Forster: Ich bin sehr viel unterwegs und manchmal spielen wir in der Gegend und wenn sie dann spielen, schaue ich natürlich im Stadion vorbei. Ich kenne auch ein paar Spieler ganz gut und werde dann glücklicherweise immer reingelassen.

"Krone": Ein guter Freund von dir ist auch DFB-Stürmer Lukas Podolski. Wie hat er es denn aus seiner Sicht aus mit der Musik? Wie stark ist sein Interesse oder Wissen?
Forster: Poldi hat 2014 mein Lied "Au Revoir" in die Mannschaftskabine getragen und viel für mich ins Rollen gebracht - sein Musikgeschmack passt also. Vor ein paar Tagen erst hat er meinen Song im Autoradio abfotografiert und mir unkommentiert als Whatsapp geschickt. Ich weiß nicht, ob es ihm gefällt oder nicht, deute es aber mal als gutes Zeichen. (lacht)

"Krone": Haben Fußballer oft wirklich so einen schlechten Musikgeschmack, wie es das Klischee oftmals bezeichnet?
Forster: Die paar Fußballer, die ich kenne, stehen hauptsächlich auf die R&B- oder Hip-Hop-Schiene oder auf Mainstream-Musik.
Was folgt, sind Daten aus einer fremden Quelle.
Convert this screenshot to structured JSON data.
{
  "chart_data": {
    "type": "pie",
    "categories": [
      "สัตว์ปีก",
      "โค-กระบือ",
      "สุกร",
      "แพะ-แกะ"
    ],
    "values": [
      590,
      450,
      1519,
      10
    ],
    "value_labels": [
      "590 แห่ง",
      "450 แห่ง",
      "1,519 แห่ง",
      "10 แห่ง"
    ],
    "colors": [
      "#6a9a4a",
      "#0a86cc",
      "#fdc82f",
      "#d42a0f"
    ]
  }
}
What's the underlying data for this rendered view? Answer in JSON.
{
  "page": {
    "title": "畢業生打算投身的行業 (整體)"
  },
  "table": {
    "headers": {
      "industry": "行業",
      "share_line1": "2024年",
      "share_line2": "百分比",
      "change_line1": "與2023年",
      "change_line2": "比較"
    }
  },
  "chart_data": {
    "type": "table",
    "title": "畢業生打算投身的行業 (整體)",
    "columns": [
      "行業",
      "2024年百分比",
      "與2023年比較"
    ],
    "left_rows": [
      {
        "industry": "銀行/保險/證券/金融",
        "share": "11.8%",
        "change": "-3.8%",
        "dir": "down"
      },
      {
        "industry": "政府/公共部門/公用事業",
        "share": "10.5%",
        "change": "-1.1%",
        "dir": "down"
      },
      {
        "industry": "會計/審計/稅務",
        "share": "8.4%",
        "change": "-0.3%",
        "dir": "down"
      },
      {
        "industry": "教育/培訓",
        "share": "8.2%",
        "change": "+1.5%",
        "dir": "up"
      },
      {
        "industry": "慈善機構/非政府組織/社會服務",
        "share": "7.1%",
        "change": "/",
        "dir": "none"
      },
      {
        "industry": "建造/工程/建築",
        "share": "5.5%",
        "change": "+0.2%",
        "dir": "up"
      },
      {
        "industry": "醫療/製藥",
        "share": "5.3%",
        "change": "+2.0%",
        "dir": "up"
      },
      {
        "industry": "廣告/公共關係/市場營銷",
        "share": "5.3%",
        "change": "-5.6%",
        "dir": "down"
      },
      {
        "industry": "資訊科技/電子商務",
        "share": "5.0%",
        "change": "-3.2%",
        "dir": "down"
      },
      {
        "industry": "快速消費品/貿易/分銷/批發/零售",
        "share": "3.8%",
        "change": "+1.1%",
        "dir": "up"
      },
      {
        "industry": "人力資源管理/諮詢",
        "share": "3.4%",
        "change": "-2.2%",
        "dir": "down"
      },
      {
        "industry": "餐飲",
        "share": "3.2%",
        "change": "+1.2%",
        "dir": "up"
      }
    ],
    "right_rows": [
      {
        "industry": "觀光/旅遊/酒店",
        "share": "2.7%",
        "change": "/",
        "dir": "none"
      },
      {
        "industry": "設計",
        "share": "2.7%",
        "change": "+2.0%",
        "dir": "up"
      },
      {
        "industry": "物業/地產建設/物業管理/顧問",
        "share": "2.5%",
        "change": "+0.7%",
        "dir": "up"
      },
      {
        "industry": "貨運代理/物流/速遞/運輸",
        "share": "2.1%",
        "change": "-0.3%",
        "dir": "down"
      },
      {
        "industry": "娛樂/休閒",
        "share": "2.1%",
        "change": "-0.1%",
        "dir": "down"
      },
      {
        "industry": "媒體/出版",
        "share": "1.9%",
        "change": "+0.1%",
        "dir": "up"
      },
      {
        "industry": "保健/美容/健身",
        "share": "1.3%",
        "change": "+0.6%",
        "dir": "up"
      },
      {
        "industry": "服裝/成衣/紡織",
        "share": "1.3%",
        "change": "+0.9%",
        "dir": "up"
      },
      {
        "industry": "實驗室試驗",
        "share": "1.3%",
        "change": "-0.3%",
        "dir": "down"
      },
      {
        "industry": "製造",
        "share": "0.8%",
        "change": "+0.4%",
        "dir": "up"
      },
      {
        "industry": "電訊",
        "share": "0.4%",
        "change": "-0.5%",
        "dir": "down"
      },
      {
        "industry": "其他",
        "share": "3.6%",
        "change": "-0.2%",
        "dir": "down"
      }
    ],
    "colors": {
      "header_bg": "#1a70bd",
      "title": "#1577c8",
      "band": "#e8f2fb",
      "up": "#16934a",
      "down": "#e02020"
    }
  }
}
Die Sympathischsten sind natürlich die, die auf meine Songs stehen - das ist ja eh klar. (lacht)

"Krone": Wie weit kommt Deutschland und wie weit Österreich bei der heurigen Fußball-EM?
Forster: Diese EM wird schwer. Die Top-Favoriten Deutschland, Italien oder Spanien sind für mich Wundertüten. Es gibt einen starken Gastgeber und Frankreich hat bislang auch jedes Turnier gewonnen, das sie ausgetragen haben. Die Belgier erinnern mich ein bisschen an die Niederländer der 90er-Jahre - ein kleines Land mit vielen Weltstars. Österreich ist so stark wie schon lange nicht mehr - das ist die gefühlt stärkste Mannschaft seit den 70er-Jahren. Europameisterschaften sind von der Qualität etwas schwieriger als Weltmeisterschaften, aber ich habe ein Grundvertrauen in DFB-Teamchef Jogi Löw. Wenn der mal zwei bis drei Wochen Zeit hat, stellt er die Mannschaft schon richtig ein. In den letzten zehn Jahren waren wir unter ihm nie schlechter als Halbfinale und dazu sollte es auch heuer reichen. Ich bin mir sicher, dass Österreich die Gruppenphase übersteht - dann hängt es von den Gegnern ab. Da kann noch viel gehen. Bis dann halt Deutschland kommt. (lacht)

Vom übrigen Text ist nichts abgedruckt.